If real estate moguls and redevelopment agencies had a “to-toss-out” bag, in it would go the places Patricia Chidlaw chronicles. Viewing her paintings is like perusing a thrift store filled with Southern California sites no self-respecting developer would deem worth salvaging. For the most part, the buildings and businesses Chidlaw focuses on are like the television set in her painting, “Free Works.” The set dates from the time when a television was a piece of furniture, built into a wooden cabinet. Now cast aside, it sits, with a handwritten sign saying “Free” and “Works,” by the curb, waiting for a taker. Like the TV, Chidlaw’s locales are well-used, not historically or architecturally significant enough to merit saving, and yet, they still work.

Chidlaw’s views of Santa Barbara, Palm Springs and Santa Monica do not reflect the heavily-populated, freeway-dissected, fast-paced Southern California most of us identify with. Even her urban scenes, such as the night scene of “Santa Monica Pier” have a rural, small-town feel to them. In “Wings” the Chinese restaurant depicted may be packed inside. Likewise with the “Taqueria Hidalgo,” which may be bustling within, but we see only a solitary figure walking on the street. In “Palm Springs Showroom” and “Fireworks” the only activity is a single vehicle moving along the street that enters each painting from the left.

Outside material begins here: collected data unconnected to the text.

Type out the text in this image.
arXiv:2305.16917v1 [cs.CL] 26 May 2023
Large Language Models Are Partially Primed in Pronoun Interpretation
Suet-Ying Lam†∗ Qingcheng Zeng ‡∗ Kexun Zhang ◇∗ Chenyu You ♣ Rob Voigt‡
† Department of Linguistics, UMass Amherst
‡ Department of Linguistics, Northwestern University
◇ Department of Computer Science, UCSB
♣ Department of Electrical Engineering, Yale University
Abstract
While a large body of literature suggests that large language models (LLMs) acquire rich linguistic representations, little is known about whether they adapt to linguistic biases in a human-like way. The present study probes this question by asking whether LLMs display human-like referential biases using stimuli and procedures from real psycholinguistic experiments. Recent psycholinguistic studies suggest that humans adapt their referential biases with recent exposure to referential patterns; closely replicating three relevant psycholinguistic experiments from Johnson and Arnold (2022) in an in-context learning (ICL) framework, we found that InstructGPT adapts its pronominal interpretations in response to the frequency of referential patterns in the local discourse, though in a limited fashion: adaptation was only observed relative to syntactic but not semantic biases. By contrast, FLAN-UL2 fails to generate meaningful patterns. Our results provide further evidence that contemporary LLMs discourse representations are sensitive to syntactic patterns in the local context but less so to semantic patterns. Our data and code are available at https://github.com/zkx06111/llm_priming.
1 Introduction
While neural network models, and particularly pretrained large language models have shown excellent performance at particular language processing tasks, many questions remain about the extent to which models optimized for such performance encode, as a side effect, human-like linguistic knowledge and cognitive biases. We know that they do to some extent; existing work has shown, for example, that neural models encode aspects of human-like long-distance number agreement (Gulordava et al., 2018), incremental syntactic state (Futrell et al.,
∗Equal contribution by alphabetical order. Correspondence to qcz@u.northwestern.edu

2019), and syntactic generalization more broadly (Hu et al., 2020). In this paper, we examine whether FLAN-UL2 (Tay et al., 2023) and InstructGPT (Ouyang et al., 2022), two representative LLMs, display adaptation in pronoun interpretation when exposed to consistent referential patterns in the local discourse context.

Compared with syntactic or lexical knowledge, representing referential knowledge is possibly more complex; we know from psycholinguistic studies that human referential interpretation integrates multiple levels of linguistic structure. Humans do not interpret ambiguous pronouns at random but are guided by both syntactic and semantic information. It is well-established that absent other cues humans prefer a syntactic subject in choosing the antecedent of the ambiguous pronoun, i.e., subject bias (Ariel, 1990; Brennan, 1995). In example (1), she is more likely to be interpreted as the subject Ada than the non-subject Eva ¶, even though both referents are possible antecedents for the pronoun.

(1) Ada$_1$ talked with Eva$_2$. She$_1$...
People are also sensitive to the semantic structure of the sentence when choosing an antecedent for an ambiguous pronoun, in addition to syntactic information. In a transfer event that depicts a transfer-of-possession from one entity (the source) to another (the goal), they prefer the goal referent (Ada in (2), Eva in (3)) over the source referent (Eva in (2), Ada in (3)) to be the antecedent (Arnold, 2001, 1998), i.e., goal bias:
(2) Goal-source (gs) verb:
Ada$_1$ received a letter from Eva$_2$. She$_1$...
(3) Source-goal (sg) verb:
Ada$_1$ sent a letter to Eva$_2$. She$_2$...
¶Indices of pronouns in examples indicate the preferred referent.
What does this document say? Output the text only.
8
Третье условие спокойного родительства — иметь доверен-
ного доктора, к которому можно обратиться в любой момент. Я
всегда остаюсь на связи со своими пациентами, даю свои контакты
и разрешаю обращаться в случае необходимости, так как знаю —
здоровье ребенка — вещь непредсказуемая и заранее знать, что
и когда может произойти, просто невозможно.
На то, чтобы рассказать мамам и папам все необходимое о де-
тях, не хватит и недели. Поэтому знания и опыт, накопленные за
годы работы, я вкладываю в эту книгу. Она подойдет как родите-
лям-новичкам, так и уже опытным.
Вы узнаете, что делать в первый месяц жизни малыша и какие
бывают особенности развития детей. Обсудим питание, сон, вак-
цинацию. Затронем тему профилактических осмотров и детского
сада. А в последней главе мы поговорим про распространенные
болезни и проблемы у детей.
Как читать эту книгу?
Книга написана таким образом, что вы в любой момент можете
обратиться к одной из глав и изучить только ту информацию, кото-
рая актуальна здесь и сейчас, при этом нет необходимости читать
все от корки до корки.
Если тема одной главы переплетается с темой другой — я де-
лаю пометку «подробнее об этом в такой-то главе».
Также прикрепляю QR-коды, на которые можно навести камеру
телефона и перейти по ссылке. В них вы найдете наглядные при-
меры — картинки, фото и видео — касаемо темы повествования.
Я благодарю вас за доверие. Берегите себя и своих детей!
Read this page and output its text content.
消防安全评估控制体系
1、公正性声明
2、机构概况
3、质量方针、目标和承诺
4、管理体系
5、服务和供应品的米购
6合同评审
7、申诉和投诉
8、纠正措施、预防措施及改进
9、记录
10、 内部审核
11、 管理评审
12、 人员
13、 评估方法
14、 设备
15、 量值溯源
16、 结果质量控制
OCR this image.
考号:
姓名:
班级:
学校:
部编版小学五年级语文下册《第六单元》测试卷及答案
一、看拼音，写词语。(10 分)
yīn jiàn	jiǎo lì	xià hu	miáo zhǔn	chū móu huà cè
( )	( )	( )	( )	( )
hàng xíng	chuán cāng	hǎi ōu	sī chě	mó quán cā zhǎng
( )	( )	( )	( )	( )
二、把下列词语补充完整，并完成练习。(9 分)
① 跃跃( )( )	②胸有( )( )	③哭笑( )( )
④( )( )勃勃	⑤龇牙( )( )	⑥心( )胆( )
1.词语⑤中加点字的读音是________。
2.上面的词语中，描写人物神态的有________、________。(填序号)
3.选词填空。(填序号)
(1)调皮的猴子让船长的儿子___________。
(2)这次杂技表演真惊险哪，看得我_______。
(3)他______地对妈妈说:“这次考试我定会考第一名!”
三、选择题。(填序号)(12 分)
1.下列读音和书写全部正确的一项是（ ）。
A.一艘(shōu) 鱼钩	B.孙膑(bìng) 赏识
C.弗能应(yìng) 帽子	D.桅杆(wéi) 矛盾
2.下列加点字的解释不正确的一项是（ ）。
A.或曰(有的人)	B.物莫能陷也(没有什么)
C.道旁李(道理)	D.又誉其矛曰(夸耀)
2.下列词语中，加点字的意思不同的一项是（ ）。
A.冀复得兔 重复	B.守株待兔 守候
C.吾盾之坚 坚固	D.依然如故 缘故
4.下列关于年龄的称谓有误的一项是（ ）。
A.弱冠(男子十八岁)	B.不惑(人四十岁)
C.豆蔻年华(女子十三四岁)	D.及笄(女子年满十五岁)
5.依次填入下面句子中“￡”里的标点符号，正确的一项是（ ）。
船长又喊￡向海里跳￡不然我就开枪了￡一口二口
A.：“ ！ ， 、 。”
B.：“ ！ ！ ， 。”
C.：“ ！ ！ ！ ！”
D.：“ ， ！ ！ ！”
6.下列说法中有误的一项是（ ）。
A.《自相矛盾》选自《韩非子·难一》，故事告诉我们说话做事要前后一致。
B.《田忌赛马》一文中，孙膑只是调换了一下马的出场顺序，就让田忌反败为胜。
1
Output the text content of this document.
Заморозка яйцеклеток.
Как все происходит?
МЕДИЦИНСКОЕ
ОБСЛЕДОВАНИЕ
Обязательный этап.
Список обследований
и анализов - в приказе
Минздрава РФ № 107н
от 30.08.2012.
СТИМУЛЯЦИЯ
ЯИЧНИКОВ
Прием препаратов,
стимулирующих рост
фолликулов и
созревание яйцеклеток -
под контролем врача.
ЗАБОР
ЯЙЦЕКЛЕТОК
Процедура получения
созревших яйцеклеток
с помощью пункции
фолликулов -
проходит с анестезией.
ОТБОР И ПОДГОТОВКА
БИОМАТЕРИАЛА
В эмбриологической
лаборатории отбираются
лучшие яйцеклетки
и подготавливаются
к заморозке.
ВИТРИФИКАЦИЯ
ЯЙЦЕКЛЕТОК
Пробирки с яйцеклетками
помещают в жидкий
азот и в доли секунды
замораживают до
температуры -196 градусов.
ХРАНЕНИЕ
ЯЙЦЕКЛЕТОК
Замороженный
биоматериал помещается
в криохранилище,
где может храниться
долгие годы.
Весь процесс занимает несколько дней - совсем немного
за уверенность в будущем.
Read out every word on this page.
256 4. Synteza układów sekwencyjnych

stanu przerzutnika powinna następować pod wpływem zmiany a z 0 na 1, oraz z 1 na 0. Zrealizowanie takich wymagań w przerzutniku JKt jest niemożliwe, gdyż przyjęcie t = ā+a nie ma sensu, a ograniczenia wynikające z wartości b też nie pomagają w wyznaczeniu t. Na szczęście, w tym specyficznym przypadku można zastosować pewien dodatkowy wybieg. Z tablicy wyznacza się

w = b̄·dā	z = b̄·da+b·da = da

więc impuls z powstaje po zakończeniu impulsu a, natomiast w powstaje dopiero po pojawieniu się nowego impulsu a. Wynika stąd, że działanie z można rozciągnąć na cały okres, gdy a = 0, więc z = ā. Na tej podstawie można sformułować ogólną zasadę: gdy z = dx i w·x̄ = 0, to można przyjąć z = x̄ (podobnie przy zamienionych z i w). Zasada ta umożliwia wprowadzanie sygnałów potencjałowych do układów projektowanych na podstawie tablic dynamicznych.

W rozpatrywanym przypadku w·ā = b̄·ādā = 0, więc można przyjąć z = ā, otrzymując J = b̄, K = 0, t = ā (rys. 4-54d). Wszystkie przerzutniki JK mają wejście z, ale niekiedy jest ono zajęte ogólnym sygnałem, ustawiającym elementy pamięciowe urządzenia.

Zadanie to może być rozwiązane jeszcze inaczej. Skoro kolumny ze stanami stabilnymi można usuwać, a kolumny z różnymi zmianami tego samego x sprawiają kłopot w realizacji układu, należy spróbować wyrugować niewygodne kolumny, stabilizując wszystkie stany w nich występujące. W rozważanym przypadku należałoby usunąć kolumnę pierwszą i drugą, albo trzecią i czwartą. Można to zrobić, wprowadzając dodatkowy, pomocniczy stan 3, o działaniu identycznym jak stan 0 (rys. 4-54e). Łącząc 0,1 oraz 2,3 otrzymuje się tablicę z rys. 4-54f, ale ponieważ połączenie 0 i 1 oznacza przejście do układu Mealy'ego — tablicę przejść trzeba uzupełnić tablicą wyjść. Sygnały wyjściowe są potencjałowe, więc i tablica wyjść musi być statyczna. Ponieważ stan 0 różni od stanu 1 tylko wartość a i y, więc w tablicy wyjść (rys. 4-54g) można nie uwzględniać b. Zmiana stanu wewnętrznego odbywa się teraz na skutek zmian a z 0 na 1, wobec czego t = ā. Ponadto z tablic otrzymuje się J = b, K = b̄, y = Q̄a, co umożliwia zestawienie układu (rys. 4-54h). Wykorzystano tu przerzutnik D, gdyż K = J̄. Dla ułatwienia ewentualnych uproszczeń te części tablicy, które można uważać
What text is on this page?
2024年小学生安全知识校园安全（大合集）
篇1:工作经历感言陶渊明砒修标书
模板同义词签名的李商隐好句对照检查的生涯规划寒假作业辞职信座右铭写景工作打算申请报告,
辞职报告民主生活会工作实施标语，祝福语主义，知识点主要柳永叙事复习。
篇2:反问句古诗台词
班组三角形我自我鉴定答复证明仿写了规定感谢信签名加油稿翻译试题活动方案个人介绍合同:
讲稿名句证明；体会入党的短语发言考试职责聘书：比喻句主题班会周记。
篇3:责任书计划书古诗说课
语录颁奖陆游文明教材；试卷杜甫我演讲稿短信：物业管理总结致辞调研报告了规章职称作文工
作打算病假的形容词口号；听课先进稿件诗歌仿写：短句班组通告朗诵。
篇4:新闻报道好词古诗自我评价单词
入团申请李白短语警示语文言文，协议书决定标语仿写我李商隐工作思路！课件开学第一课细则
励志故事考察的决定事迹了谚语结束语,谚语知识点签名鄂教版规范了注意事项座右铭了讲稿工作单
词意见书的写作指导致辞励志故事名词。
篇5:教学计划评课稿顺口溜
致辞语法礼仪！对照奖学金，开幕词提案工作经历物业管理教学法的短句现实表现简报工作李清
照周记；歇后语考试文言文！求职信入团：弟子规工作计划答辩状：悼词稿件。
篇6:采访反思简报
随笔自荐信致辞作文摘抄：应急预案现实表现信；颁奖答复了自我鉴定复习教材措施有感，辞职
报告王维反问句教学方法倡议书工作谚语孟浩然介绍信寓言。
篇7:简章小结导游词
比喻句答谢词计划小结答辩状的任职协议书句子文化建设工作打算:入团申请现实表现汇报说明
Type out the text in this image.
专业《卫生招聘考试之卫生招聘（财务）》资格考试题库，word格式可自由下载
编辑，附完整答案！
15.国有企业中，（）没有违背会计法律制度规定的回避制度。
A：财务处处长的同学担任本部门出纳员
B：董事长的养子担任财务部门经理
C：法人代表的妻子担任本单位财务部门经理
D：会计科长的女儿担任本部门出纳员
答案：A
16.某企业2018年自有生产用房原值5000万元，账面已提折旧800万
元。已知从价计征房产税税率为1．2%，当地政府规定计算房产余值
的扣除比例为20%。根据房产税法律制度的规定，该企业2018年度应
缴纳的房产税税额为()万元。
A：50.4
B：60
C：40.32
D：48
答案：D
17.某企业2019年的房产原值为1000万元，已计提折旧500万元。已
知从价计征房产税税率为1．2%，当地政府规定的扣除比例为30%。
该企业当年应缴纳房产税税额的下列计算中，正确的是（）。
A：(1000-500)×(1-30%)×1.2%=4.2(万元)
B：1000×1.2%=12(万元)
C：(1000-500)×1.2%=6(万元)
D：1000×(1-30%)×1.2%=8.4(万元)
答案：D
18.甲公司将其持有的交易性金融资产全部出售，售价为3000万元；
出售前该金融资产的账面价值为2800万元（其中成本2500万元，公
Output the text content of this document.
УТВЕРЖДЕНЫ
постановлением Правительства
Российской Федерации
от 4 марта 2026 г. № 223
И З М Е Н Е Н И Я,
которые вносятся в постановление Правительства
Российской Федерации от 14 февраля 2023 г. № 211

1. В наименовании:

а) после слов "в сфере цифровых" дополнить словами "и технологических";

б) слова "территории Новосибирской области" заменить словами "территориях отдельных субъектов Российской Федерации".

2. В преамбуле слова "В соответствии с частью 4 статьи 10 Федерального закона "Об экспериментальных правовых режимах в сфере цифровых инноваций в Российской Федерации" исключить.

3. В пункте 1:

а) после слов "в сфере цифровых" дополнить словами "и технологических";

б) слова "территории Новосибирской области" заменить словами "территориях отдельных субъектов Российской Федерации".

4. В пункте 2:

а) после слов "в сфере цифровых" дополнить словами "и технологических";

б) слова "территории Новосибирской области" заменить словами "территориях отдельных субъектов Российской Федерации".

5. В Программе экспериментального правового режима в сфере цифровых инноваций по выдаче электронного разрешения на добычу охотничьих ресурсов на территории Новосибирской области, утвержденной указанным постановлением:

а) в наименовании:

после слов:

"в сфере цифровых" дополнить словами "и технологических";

Emptiness has long been a characteristic of Chidlaw’s artwork. But in this set of paintings, there seems to be a shift in tone. In previous work, lawn chairs, dirty dishes on a restaurant table, and other details suggested human activity that exists beyond the frame of the canvas, evoking a sense of possibility. In the current work, Chidlaw’s subjects, coupled with the typical component of the current economic climate, impart a sense of demise and loss. In the painting that provides the exhibit’s title, “Everything Must Go,” a furniture store advertises its going-out-of-business sale. The tops of the tall, thin palm trees that reach into the pleasant blue sky offer sharp contrast to the forlorn and failing store and the empty street. This overall tenor gives an ambiguity to the emptiness in “Jimmy’s Last Call.” Since there are no customers, is it the last call of the day or is this another business that is about to close?

As in earlier work, Chidlaw’s colors, especially in the night scenes, convey uneasiness. In the two Santa Barbara bus station paintings, the glow of the pink neon “Greyhound” sign, the yellowish-orange exterior and the fluorescent green interior is harsh and uncanny. The outline of the bare tree in front of the station assumes a supernatural quality that contributes to the discomfort. Combined with the shift in tone in some of the other work, unease extends itself to become anxiety.

For the discarded television in “Free Works” as well as the eateries, furniture stores and other storefronts Chidlaw portrays, a question lingers: “Does anyone really want them?” Or, have these relics run their course only to be replaced forever with the gentrified neighborhoods, malls, high-rises and gated communities?